Web Log Storming version 2.8 is available for download. Most important changes include an improvement in spider identification algorithm and a custom IP resolving. This update is free for everyone who bought after February 14th, 2011.
Even well established web crawlers don’t behave as they used to. We remember happy times when all decent bots (excluding shady ones) presented themselves in User Agent field, so it was easy to identify them while parsing log files.
As one of our users noticed and pointed out (thanks, John!), even big players like MSN Bot introduce themselves as regular browsers now. This wasn’t easy to notice without resolving IPs to domain names; even by close inspecting their sessions, you can rarely notice anything unusual (they look like regular visitors, with IE7 browser and different Windows versions). Only after resolving IPs, you can see their true nature.
That’s why, in this version, we have added a feature to define Spider Domains identification list, in addition to already existing Spider User Agents list. Domains list can contain IP addresses (wildcarded) or domain names. That way identification works regardless if user resolves domain names or not.
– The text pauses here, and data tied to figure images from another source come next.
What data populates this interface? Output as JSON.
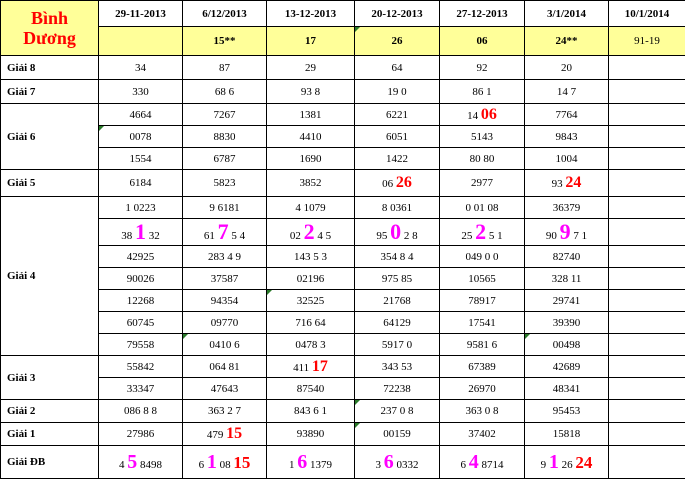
{
  "header": {
    "brand_line1": "Bình",
    "brand_line2": "Dương",
    "dates": [
      "29-11-2013",
      "6/12/2013",
      "13-12-2013",
      "20-12-2013",
      "27-12-2013",
      "3/1/2014",
      "10/1/2014"
    ],
    "lucky": [
      "",
      "15**",
      "17",
      "26",
      "06",
      "24**",
      "91-19"
    ]
  },
  "prizes": {
    "g8": {
      "label": "Giải 8",
      "values": [
        "34",
        "87",
        "29",
        "64",
        "92",
        "20"
      ]
    },
    "g7": {
      "label": "Giải 7",
      "values": [
        "330",
        "68 6",
        "93 8",
        "19 0",
        "86 1",
        "14 7"
      ]
    },
    "g6": {
      "label": "Giải 6",
      "rows": [
        [
          "4664",
          "7267",
          "1381",
          "6221",
          [
            "14 ",
            "06"
          ],
          "7764"
        ],
        [
          "0078",
          "8830",
          "4410",
          "6051",
          "5143",
          "9843"
        ],
        [
          "1554",
          "6787",
          "1690",
          "1422",
          "80 80",
          "1004"
        ]
      ]
    },
    "g5": {
      "label": "Giải 5",
      "values": [
        "6184",
        "5823",
        "3852",
        [
          "06 ",
          "26"
        ],
        "2977",
        [
          "93 ",
          "24"
        ]
      ]
    },
    "g4": {
      "label": "Giải 4",
      "rows": [
        [
          "1 0223",
          "9 6181",
          "4 1079",
          "8 0361",
          "0 01 08",
          "36379"
        ],
        [
          [
            "38 ",
            "1",
            " 32"
          ],
          [
            "61 ",
            "7",
            " 5 4"
          ],
          [
            "02 ",
            "2",
            " 4 5"
          ],
          [
            "95 ",
            "0",
            " 2 8"
          ],
          [
            "25 ",
            "2",
            " 5 1"
          ],
          [
            "90 ",
            "9",
            " 7 1"
          ]
        ],
        [
          "42925",
          "283 4 9",
          "143 5 3",
          "354 8 4",
          "049 0 0",
          "82740"
        ],
        [
          "90026",
          "37587",
          "02196",
          "975 85",
          "10565",
          "328 11"
        ],
        [
          "12268",
          "94354",
          "32525",
          "21768",
          "78917",
          "29741"
        ],
        [
          "60745",
          "09770",
          "716 64",
          "64129",
          "17541",
          "39390"
        ],
        [
          "79558",
          "0410 6",
          "0478 3",
          "5917 0",
          "9581 6",
          "00498"
        ]
      ]
    },
    "g3": {
      "label": "Giải 3",
      "rows": [
        [
          "55842",
          "064 81",
          [
            "411 ",
            "17"
          ],
          "343 53",
          "67389",
          "42689"
        ],
        [
          "33347",
          "47643",
          "87540",
          "72238",
          "26970",
          "48341"
        ]
      ]
    },
    "g2": {
      "label": "Giải 2",
      "values": [
        "086 8 8",
        "363 2 7",
        "843 6 1",
        "237 0 8",
        "363 0 8",
        "95453"
      ]
    },
    "g1": {
      "label": "Giải 1",
      "values": [
        "27986",
        [
          "479 ",
          "15"
        ],
        "93890",
        "00159",
        "37402",
        "15818"
      ]
    },
    "gdb": {
      "label": "Giải ĐB",
      "values": [
        [
          "4 ",
          "5",
          " 8498",
          ""
        ],
        [
          "6 ",
          "1",
          " 08 ",
          "15"
        ],
        [
          "1 ",
          "6",
          " 1379",
          ""
        ],
        [
          "3 ",
          "6",
          " 0332",
          ""
        ],
        [
          "6 ",
          "4",
          " 8714",
          ""
        ],
        [
          "9 ",
          "1",
          " 26 ",
          "24"
        ]
      ]
    }
  }
}
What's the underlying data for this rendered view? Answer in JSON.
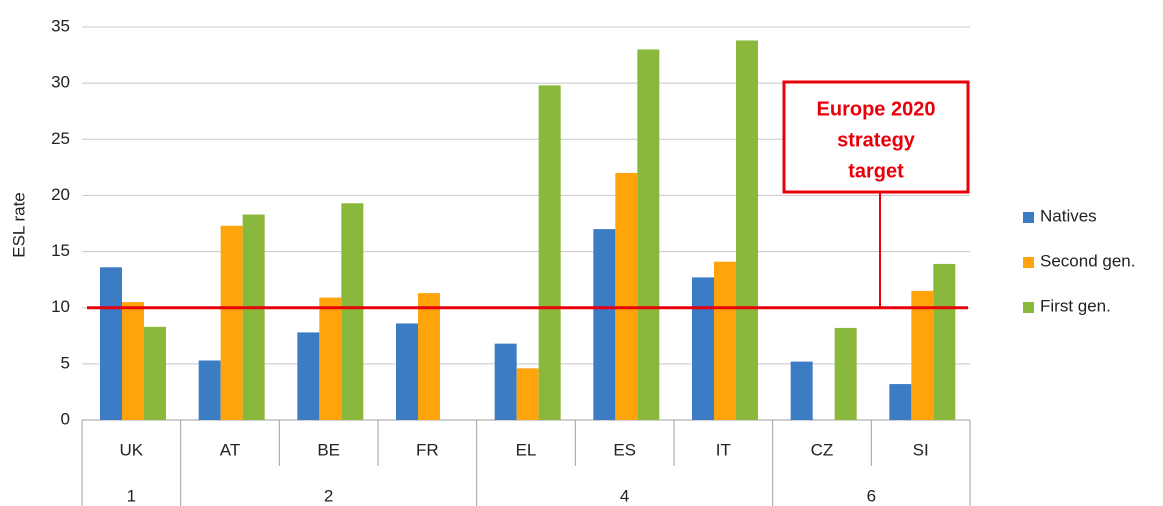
{
  "chart_data": {
    "type": "bar",
    "y_label": "ESL rate",
    "categories": [
      "UK",
      "AT",
      "BE",
      "FR",
      "EL",
      "ES",
      "IT",
      "CZ",
      "SI"
    ],
    "category_groups": [
      "1",
      "2",
      "2",
      "2",
      "4",
      "4",
      "4",
      "6",
      "6"
    ],
    "series": [
      {
        "name": "Natives",
        "color": "#3b7cc4",
        "values": [
          13.6,
          5.3,
          7.8,
          8.6,
          6.8,
          17.0,
          12.7,
          5.2,
          3.2
        ]
      },
      {
        "name": "Second gen.",
        "color": "#ffa40a",
        "values": [
          10.5,
          17.3,
          10.9,
          11.3,
          4.6,
          22.0,
          14.1,
          null,
          11.5
        ]
      },
      {
        "name": "First gen.",
        "color": "#8ab83c",
        "values": [
          8.3,
          18.3,
          19.3,
          null,
          29.8,
          33.0,
          33.8,
          8.2,
          13.9
        ]
      }
    ],
    "ylim": [
      0,
      35
    ],
    "yticks": [
      0,
      5,
      10,
      15,
      20,
      25,
      30,
      35
    ],
    "grid": true,
    "reference_line": {
      "value": 10,
      "color": "#e8000b",
      "label": [
        "Europe 2020",
        "strategy",
        "target"
      ]
    },
    "legend": "right"
  }
}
Accompanied with this change, we have also added a right-click menu option Add Selected to Spiders in Domains report.
Custom IP resolving
Speaking of IP resolving, we have added an additional tool as a nice addition to Manually edit host name * option (Professional version only). If you work in teams, now you can define URL to web script that will be used to get these custom names from shared web space, for example database.
This script should follow simple rules for getting and setting IP/domain pairs. You can see more details here.
* In case you are not already familiar with it, Manually edit host name allows you to assign any text to IP address and this text will appear in reports as it was a normal domain name. That way you can assign texts like “Our company”, “Prospective client #1”, “Hacker”, etc.